Filesystem paths

Martin Pool mbp at sourcefrog.net
Thu Apr 27 02:18:01 BST 2006


On 27/04/2006, at 2:14 AM, Aaron Bentley wrote:

> Martin Pool wrote:
>> On 26/04/2006, at 1:53 PM, Aaron Bentley wrote:
>> +Transports work in URLs.  Take note that URLs are by definition only
>> +ASCII - the decision of how to encode a Unicode string into a  
>> URL  must be
>> +taken at a higher level, typically in the Store.
>
> This doesn't look accurate.  AFAIK, we do unicode-to-utf-8 conversions
> in the transport layer.  The store escaping thing is a separate issue.

OK, my text was a bit unclear.  There are two levels of escaping - id- 
 >filename, and then filename-url.  But both are done by Store._relpath:

         fileid = self._escape_file_id(fileid)
         path = prefix + fileid
         full_path = u'.'.join([path] + suffixes)
         return urlescape(full_path)

I think we should be clear that Transports accept *urls*, not url- 
like-things with Unicode in them.

>> +A similar edge case is that the url ``http://foo/sweet%2Fsour"  
>> contains
>> +one directory component whose name is "sweet/sour".  The escaped   
>> slash is
>> +not a directory separator.
>
> (although many, many pieces of software will treat it as one,  
> including
> conformant SFTP implementations)

Right - I think the SFTP committee were confused, or at least  
conflicted, about this.

> To some extent, this is Arch residue-- that system has a very clean
> distinction between archive-access methods (the PFS) and
> filesystem-access methods (the virtual-unix subsystem).
>
> The idea was that PFS supported only what was available on all  
> supported
> access methods-- read, write, list*, mkdir, rmdir, and not much else.
>
> Whereas the virtual-unix subsystem supported a richer command set that
> included, for example, stat and chmod.
>
> However, our Transports do support stat and chmod-- I guess the  
> question
> is whether we want to require this.  Would that preclude us from
> supporting additional access methods that we want to support?
>
> If the subset of functionality supported by all our transports is such
> that we can implement TreeTransform, the hashcache, etc. on top of  
> them,
> then perhaps I'm being too rigid.  There is desire to support remote
> access to working trees in some form, and this could be it.
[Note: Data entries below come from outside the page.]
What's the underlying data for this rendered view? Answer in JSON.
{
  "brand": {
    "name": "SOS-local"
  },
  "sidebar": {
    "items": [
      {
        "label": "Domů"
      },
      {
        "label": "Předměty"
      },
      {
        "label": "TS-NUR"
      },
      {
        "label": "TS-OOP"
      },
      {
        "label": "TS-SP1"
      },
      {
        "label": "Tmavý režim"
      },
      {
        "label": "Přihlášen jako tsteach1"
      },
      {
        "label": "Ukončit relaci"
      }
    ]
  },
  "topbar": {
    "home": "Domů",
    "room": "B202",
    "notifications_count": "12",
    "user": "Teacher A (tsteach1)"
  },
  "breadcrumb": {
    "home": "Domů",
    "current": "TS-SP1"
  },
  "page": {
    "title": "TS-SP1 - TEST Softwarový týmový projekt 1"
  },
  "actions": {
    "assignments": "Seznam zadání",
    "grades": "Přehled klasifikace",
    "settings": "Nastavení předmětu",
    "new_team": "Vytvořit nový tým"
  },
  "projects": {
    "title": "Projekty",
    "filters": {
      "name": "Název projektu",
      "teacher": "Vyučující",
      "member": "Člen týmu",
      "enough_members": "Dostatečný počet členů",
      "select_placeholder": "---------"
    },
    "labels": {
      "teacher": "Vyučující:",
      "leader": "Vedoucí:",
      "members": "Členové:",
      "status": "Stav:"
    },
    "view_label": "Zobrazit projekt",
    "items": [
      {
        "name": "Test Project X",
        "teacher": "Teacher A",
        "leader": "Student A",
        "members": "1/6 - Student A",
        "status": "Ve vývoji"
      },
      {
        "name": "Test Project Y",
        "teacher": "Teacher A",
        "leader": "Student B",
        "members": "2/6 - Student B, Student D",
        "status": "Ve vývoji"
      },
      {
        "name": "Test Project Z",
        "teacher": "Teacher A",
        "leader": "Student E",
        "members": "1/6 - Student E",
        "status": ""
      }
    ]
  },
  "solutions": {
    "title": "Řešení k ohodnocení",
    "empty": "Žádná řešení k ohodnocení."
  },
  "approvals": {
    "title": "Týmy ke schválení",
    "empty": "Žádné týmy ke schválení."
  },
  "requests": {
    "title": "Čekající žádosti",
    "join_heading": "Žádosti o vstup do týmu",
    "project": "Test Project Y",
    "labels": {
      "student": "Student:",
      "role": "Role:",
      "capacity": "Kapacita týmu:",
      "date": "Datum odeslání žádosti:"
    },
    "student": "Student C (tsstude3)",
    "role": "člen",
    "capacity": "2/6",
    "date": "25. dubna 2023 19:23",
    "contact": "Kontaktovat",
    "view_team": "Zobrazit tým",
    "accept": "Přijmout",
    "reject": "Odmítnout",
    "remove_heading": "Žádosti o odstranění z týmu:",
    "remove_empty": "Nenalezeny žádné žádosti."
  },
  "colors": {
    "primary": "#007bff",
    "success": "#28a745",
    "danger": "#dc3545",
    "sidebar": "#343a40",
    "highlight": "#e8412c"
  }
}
Some Transports won't have that -- clearly they have different  
capabilities.  But some will - i think everything we need to do can  
be done over sftp, with a good server.  We already see that in  
Transports which can or can't list directories.  We could declare  
which ones have the minimum set to support a working tree, etc.

> Another argument is that Transports are unfamiliar to most developers,
> and so they introduce an unwarranted barrier to contribution.  On the
> other hand, it might make sense to use TreeTransform for our  
> operations,
> which would be a new API anyhow.

All WorkingTree operations?   That sounds good; I have a feeling it  
will make the behaviour more consistent as far as handling backups,  
conflicts with the working tree, etc.

> That
> In some ways, it might be desirable to permit non-unicode paths when
> working with working trees.  We require versioned files to have  
> unicode
> names, but I don't think we necessarily should require that  
> unversioned
> files have unicode pathnames.  At the moment, I expect that things  
> will
> explode in that situation, anyhow.

This is possibly a reason to work partially in URLs for the working  
tree - because they're just byte streams, we don't have to be able to  
decode them to Unicode to manipulate them.